Responding to Israeli Prime Minister Ariel Sharon's threats on Tuesday that Israel would hit its enemies anywhere, Iranian President Mohammad Khatami said it was unlikely Israel would launch an attack on the Islamic Republic.
Israel repeatedly accuses Iran of arming, training and funding Palestinian militant groups but Iran insists its support is purely moral.
"They (the Israelis) are so involved with problems inside their country that I do not think they want to create another problem outside it. We are also fully prepared to defend our country," Khatami told reporters after a weekly cabinet meeting.
Sharon has been buoyed by support from President Bush. Washington has accused Syria of being a state sponsor of terrorism.
"The decisions that he (Sharon) makes to defend her people are valid decisions. We would be doing the same thing," Bush said on Tuesday.
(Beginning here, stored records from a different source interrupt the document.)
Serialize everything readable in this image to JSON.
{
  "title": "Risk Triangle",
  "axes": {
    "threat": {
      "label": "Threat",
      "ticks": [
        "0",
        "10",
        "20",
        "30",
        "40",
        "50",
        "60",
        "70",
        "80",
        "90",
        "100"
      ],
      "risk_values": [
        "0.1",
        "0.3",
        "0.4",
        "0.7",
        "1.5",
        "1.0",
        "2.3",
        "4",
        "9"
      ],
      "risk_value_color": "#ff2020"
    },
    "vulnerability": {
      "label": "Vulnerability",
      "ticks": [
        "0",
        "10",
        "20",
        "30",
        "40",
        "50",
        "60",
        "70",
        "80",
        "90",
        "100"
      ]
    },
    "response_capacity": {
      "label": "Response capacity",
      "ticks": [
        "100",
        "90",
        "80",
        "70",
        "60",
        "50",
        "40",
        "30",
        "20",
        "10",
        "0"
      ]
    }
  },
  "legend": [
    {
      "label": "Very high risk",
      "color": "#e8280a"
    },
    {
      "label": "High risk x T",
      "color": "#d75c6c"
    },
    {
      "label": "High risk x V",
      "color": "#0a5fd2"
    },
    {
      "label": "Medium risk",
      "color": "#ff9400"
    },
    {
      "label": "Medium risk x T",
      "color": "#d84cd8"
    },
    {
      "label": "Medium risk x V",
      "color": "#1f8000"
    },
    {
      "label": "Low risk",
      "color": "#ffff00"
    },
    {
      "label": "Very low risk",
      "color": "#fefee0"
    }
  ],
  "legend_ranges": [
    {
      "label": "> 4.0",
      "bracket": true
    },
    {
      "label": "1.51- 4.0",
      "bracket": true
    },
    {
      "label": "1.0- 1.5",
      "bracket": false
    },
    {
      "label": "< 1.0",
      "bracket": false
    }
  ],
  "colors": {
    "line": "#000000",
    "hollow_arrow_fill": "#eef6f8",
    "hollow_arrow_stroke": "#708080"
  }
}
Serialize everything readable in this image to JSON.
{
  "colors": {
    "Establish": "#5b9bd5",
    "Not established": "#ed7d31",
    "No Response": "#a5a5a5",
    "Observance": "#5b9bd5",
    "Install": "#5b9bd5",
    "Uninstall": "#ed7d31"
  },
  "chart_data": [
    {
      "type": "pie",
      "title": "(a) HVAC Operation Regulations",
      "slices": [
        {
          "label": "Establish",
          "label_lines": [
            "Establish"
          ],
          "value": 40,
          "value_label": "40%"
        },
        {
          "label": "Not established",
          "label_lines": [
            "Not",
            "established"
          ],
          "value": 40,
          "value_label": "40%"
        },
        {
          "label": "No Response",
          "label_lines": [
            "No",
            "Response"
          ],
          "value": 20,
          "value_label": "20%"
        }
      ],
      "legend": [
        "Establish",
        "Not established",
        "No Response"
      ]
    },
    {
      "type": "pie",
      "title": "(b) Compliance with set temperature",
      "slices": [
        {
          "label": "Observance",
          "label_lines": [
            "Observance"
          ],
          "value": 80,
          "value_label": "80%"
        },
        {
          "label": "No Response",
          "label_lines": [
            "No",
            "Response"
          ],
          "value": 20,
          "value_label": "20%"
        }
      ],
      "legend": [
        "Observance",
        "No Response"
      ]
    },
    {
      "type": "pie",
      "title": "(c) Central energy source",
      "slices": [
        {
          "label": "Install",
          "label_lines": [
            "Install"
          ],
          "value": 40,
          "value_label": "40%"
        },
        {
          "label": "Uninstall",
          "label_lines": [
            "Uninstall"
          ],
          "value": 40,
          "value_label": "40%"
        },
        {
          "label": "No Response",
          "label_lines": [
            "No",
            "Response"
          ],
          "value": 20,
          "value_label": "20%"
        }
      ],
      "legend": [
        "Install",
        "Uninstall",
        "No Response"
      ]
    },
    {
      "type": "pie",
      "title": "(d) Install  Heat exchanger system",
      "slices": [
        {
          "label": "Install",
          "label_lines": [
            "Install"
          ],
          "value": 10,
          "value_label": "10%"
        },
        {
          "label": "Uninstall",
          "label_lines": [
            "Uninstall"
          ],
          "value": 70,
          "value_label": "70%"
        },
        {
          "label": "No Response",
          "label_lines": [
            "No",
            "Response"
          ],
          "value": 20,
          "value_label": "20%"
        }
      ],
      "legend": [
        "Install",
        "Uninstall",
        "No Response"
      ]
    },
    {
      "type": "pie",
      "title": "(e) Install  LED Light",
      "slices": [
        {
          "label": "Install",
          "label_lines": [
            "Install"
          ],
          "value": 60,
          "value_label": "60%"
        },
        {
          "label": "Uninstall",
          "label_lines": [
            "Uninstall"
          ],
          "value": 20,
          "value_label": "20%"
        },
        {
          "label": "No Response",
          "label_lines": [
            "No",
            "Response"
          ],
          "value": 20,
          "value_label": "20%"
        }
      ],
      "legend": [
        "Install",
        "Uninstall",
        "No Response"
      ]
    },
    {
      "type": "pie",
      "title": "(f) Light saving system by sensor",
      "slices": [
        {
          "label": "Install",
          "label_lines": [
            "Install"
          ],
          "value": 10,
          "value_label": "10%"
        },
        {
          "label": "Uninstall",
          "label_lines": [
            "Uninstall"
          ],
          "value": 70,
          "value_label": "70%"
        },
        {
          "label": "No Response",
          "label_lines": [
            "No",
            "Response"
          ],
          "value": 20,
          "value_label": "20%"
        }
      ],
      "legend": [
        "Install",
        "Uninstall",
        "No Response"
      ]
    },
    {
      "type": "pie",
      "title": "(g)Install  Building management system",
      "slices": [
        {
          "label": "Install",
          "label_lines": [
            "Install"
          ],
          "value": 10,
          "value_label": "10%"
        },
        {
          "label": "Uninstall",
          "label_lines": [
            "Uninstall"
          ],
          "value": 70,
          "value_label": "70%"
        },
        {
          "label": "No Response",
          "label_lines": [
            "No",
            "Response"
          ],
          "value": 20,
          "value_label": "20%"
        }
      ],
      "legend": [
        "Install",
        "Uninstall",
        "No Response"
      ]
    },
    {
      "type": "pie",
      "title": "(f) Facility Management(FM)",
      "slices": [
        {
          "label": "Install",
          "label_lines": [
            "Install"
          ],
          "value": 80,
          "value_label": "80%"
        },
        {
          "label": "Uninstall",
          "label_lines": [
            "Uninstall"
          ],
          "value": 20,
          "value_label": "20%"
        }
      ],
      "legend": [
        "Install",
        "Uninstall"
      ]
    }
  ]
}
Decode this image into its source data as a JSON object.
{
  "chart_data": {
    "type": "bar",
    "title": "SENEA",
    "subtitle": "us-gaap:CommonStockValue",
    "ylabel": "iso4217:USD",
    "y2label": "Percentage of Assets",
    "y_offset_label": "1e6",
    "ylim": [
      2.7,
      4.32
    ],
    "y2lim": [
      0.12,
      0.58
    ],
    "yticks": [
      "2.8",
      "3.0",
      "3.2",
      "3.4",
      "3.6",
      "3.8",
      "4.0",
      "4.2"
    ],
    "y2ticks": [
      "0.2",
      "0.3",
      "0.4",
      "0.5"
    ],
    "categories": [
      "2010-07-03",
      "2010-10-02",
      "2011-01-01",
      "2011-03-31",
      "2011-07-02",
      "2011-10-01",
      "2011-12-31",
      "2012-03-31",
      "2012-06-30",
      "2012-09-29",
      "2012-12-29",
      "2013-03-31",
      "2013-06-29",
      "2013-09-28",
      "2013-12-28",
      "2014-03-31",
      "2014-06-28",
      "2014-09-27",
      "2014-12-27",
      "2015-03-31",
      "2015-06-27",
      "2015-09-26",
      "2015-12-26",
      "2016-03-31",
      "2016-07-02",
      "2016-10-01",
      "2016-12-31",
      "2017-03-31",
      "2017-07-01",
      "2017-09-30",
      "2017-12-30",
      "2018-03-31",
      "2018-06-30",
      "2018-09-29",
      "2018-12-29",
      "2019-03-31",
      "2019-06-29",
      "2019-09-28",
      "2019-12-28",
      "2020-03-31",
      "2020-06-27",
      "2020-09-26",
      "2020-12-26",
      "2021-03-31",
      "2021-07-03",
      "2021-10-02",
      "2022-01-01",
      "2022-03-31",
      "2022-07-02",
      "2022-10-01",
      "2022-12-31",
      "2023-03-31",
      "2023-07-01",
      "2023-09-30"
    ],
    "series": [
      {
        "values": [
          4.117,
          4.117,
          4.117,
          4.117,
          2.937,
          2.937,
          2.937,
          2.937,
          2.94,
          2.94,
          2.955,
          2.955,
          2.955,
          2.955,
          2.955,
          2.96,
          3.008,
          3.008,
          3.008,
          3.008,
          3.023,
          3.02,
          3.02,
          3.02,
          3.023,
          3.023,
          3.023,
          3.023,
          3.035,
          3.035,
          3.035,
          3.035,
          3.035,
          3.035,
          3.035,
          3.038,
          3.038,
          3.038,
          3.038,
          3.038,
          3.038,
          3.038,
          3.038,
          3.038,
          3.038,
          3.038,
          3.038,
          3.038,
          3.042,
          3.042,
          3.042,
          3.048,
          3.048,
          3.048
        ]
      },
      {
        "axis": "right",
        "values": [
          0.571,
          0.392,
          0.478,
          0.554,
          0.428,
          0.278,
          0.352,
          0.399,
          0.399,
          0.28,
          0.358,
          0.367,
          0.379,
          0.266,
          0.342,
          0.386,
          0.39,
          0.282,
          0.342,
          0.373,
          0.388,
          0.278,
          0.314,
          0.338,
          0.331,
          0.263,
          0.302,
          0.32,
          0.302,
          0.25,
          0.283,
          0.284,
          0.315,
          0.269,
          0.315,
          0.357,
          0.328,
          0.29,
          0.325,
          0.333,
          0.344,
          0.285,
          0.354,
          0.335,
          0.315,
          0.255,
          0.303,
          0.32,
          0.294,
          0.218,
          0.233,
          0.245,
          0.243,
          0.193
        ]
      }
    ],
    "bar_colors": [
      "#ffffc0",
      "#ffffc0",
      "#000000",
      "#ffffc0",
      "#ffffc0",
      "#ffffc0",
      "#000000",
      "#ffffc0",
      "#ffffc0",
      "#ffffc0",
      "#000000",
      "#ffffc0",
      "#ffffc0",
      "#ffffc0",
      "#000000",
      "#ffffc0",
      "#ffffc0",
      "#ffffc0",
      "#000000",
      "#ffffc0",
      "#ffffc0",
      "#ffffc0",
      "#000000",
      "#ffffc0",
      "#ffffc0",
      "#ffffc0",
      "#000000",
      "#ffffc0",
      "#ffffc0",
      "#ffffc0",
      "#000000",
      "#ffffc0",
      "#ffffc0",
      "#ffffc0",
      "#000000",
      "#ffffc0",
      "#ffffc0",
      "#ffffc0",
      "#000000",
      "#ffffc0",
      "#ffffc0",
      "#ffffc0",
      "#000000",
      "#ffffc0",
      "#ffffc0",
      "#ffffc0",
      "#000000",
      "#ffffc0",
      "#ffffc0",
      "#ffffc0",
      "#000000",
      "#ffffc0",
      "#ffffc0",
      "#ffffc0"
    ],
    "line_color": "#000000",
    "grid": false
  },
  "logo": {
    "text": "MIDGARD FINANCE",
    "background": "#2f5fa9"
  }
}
He added that it was "important for the prime minister to avoid escalation."
Faced with what the army called numerous alerts of pending suicide attacks, Defense Minister Shaul Mofaz gave the military the go-ahead on Tuesday to order a special call-up of reservists, should it deem one necessary, security sources said.
QURIE RENEWS TRUCE CALL
Some ministers want Israel to carry out a threat to "remove" Palestinian President Yasser Arafat but Sharon has until now opposed this, saying it could be counter-productive.
The latest violence has dealt further blows to peace hopes, although Palestinian Prime Minister Ahmed Qurie, who was sworn in with a small emergency cabinet on Tuesday, renewed calls for progress on the U.S.-backed peace "road map."
Qurie made a fresh appeal for a cease-fire with Israel in an interview published by an Israeli newspaper on Wednesday, saying he was ready to start talks immediately. Israeli Labour Minister Zevulun Orlev quickly ruled out a truce.
Israel says it will not press on with the road map until the Palestinians rein in Islamic militants. Qurie says he will try to persuade the militants to end violence but rules out using force which could risk a civil war.